The worms that reproduce asexually will break off a piece of their body and send it off into the water to grow. This budding process happens naturally, and one worm can eventually form a colony of Sabellidaes. While this can become a problem over time, many feather dusters are slow to reproduce in captivity.
Since the feather duster worm is a substrate-attached filter feeder, it won’t be able to find its own meals, so you have to bring dinner to them, by adding direct dose feeding. They trap food floating by with its feathers and pulls the food into its mouth, where it can be ingested and then digested.
The most popular foods for feather duster worms in a home aquarium are plankton and baby brine shrimp.
Feather duster worms for sale
These attractive annelids are frequently available at my local fish store. I’ve even seen them recently in a Petco.
You can also buy them online at most of the online stores.
Some species such as the Royal Featherduster are more expensive. If you are looking for a cheaper starter worm though then the Hawaiian Featherduster or the Dwarf Featherduster might be an excellent choice for your tank. Most aquarium shops will carry the most popular varieties of Sabellidaes like the Christmas Feather duster.
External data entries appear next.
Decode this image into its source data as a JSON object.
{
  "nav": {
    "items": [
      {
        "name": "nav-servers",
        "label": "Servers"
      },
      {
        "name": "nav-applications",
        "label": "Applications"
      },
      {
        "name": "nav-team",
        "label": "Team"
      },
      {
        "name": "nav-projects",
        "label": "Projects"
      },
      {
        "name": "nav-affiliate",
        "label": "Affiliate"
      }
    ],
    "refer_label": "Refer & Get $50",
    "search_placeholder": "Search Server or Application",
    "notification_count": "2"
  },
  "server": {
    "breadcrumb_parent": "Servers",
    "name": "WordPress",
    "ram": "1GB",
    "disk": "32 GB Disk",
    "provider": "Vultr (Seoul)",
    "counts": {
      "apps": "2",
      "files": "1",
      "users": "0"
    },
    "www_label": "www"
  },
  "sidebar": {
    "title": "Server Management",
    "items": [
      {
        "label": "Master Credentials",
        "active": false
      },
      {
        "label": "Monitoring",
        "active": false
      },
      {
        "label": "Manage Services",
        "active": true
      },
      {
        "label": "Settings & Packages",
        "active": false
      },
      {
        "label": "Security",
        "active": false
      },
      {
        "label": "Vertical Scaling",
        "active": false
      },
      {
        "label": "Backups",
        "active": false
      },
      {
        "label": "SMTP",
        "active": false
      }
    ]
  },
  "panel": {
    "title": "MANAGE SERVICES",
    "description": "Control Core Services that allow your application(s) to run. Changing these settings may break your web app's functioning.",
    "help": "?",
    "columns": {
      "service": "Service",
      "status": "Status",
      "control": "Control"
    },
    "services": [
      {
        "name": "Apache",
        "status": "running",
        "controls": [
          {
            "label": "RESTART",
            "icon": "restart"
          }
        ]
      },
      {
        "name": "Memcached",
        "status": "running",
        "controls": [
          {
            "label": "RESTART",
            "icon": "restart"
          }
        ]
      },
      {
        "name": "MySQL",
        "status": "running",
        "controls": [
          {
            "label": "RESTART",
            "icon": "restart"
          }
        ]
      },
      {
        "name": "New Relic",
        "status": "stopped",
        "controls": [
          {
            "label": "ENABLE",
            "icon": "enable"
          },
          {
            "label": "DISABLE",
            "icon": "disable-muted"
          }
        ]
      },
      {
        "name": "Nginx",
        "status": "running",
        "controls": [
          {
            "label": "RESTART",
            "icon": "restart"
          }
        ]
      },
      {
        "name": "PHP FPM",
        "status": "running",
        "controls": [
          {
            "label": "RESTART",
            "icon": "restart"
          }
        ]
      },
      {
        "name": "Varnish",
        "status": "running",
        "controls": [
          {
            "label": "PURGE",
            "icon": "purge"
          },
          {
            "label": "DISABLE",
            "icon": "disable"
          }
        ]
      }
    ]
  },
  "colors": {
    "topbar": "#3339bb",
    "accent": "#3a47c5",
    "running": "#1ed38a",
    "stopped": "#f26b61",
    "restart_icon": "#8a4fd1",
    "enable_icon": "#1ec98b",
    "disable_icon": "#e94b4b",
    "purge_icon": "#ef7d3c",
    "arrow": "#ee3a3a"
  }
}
Whether to Buy a Featherduster Worm or Not
Feather duster worms are peaceful and won’t bother anything other than the food they eat. They don’t really have any other requirements that—reef tank water parameters, a light-to-moderate current, and the food they can eat. They can even be kept in small tanks. If you’re willing to meet those requirements and keep them away from animals that would eat them or torment them and you should have a happy and fascinating invertebrate that will captivate your houseguests.